There are three jobs an auto pilot/auto thrust (or auto throttle) must perform:
- Determine the aircraft pitch (and auto trim as needed)
- Determine the aircraft bank (to seek desired heading/course)
- Determine the aircraft thrust
Without an auto throttle/auto thrust, we remove item #3.
Another way to look at it, which is quite un intuitive is to understand the various possibilities of pitch vs throttle usage.
During climb, typically we want thrust set at a fixed maximum safe level and pitch is changed to sustain an optimal (or ATC mandated) IAS/Mach speed.
For that purpose, FADEC is enough to keep the throttle at that max safe level.
During optimal descents, we want the thrust levels at flight idle, and pitch is again used to maintain an optimal IAS/Mach speed.
During cruise we can either be thrust limited or airspeed limited. If there's enough excess thrust to keep airspeed, the thrust levels will be finely controlled to achieve a certain airspeed, or if there's a small thrust shortfall, max safe thrust levels are kept, and airspeed fluctuates with turbulence/changes in temperature and other factors that either change real thrust output or little pitch changes are needed to maintain altitude.
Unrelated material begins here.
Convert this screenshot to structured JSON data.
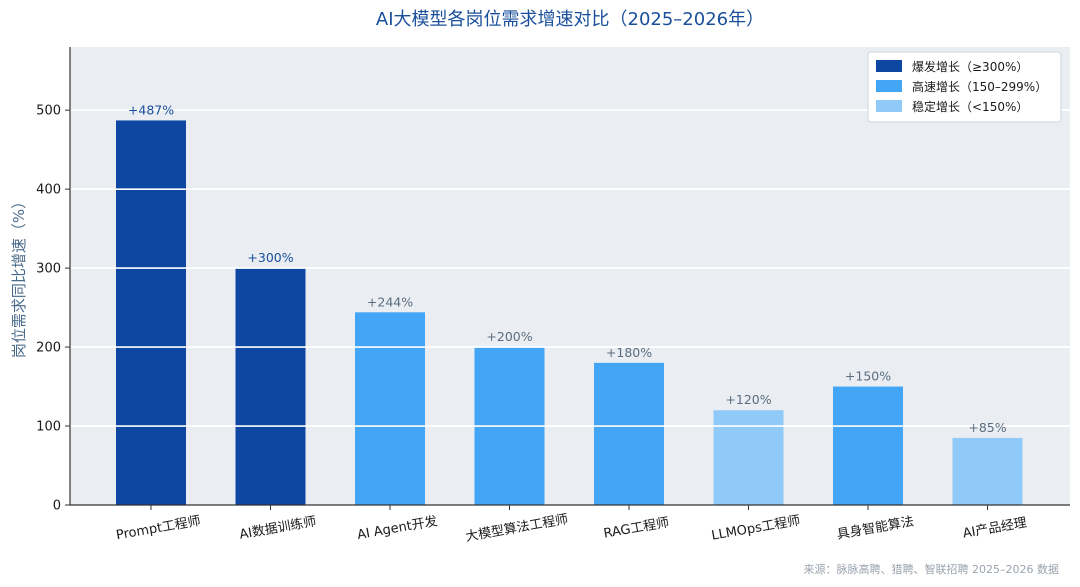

During approach what we often have is seeking a certain speed and a certain descent ramp (resulting in a required vertical speed), which requires thrust to the nearly always changing to achieve all of those two targets simultaneously. So an aircraft without auto throttle will require constant little thrust changes, but the actual vertical profile can be kept by the auto pilot, just respond to airspeed changes.
With modern EFIS, there's the airspeed tape that has a 10 second trend tape. This tells you where the airspeed is predicted to be 10 seconds from now if nothing else changes. So as long as airspeed is close enough to target speeds, just add thrust if the trend line is negative (until it zeros) and reduce thrust if the trend line is positive (until it zeros). If airspeed is a few knots off, add just enough thrust that the trend line gets back to your target airspeed just about 10 seconds from now (or perhaps have the trend line be twice as much as the deviation so you get be back to normal 5 seconds from now). That's actually quite easy to do with the trend line.
Autothrottle is quite important if you need to keep a precise thrust level to finely optimize fuel consumption. On smaller private jets that's usually not critical.
So the auto pilot does fly the VNAV approach or VNAV profile, without an auto thrust/auto throttle, your job is to control the airspeed, which is usually far easier with the trend line.
A related useful information is that on the top of the PFD (primary flight display, the one with the horizontal attitude, airspeed+altitude tapes) if you look on the top, in aircraft with auto throttle/thrust you will see 3 columns:
The left one shows what the auto thrust is doing (idle/thrust reference/air speed/...)
The center one shows the lateral navigation (heading/course/lnav/localizer/rollout/...)
The right one shows pitch control (altitude holding, vertical speed, speed, vnav, glideslope, flare, ...)
On aircraft with EFIS but no auto throttle, I think the left column is still there, just to tell the pilot what to do with the throttles, like a nice teacher.